Le décret tertiaire, officiellement publié en 2019 sous le nom de décret n°2019-771 relatif aux obligations d’actions de réduction de la consommation d’énergie finale dans des bâtiments à usage tertiaire, représente l’une des réglementations les plus structurantes de ces dernières années pour le secteur immobilier professionnel. Son champ d’application est large, ses exigences précises, et ses échéances contraignantes. Propriétaires, locataires, gestionnaires d’actifs immobiliers : tous sont concernés, à des degrés divers, par ce texte qui traduit en obligations légales les ambitions climatiques françaises. Comprendre ses mécanismes juridiques n’est pas une option, c’est une nécessité pour éviter des sanctions et anticiper les transformations du bâti professionnel.
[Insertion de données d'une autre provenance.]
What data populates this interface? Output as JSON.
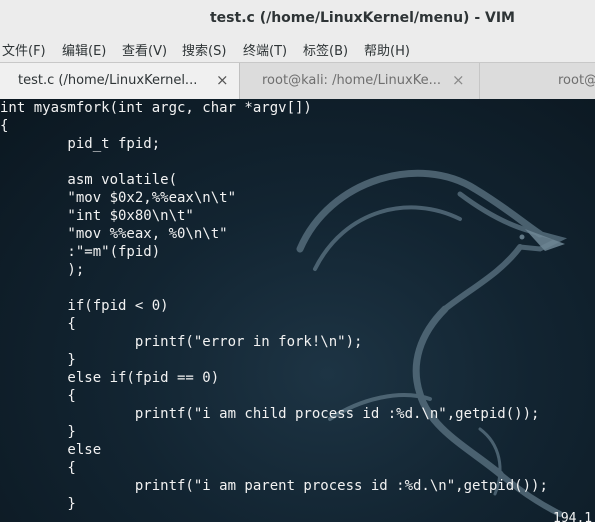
{
  "window": {
    "title": "test.c (/home/LinuxKernel/menu) - VIM"
  },
  "menu": [
    "文件(F)",
    "编辑(E)",
    "查看(V)",
    "搜索(S)",
    "终端(T)",
    "标签(B)",
    "帮助(H)"
  ],
  "tabs": [
    {
      "label": "test.c (/home/LinuxKernel...",
      "active": true,
      "close": "×"
    },
    {
      "label": "root@kali: /home/LinuxKe...",
      "active": false,
      "close": "×"
    },
    {
      "label": "root@",
      "active": false,
      "close": ""
    }
  ],
  "code_lines": [
    "int myasmfork(int argc, char *argv[])",
    "{",
    "        pid_t fpid;",
    "",
    "        asm volatile(",
    "        \"mov $0x2,%%eax\\n\\t\"",
    "        \"int $0x80\\n\\t\"",
    "        \"mov %%eax, %0\\n\\t\"",
    "        :\"=m\"(fpid)",
    "        );",
    "",
    "        if(fpid < 0)",
    "        {",
    "                printf(\"error in fork!\\n\");",
    "        }",
    "        else if(fpid == 0)",
    "        {",
    "                printf(\"i am child process id :%d.\\n\",getpid());",
    "        }",
    "        else",
    "        {",
    "                printf(\"i am parent process id :%d.\\n\",getpid());",
    "        }"
  ],
  "status": {
    "position": "194,1"
  },
  "colors": {
    "terminal_bg": "#122431",
    "text": "#f2f2f2",
    "chrome": "#ececec"
  }
}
Seul un professionnel du droit ou un conseiller spécialisé peut fournir un avis personnalisé sur votre situation.
Les objectifs fixés par le décret tertiaire
Le texte de 2019 s’inscrit dans la continuité de la loi Élan et traduit des engagements pris dans le cadre de la Stratégie Nationale Bas-Carbone. L’ambition est chiffrée : réduire la consommation d’énergie finale des bâtiments tertiaires de 40 % d’ici 2030, par rapport à une année de référence comprise entre 2010 et 2019. Cette trajectoire ne s’arrête pas là. Les objectifs montent à 50 % en 2040, puis à 60 % en 2050.
Ces chiffres ne sont pas symboliques. Ils s’appliquent à des bâtiments ou ensembles de bâtiments dont la surface plancher est supérieure ou égale à 1 000 m² à usage tertiaire. Bureaux, commerces, établissements d’enseignement, hôtels, établissements de santé : le périmètre est vaste. La réglementation cible délibérément les grands consommateurs d’énergie du secteur non résidentiel.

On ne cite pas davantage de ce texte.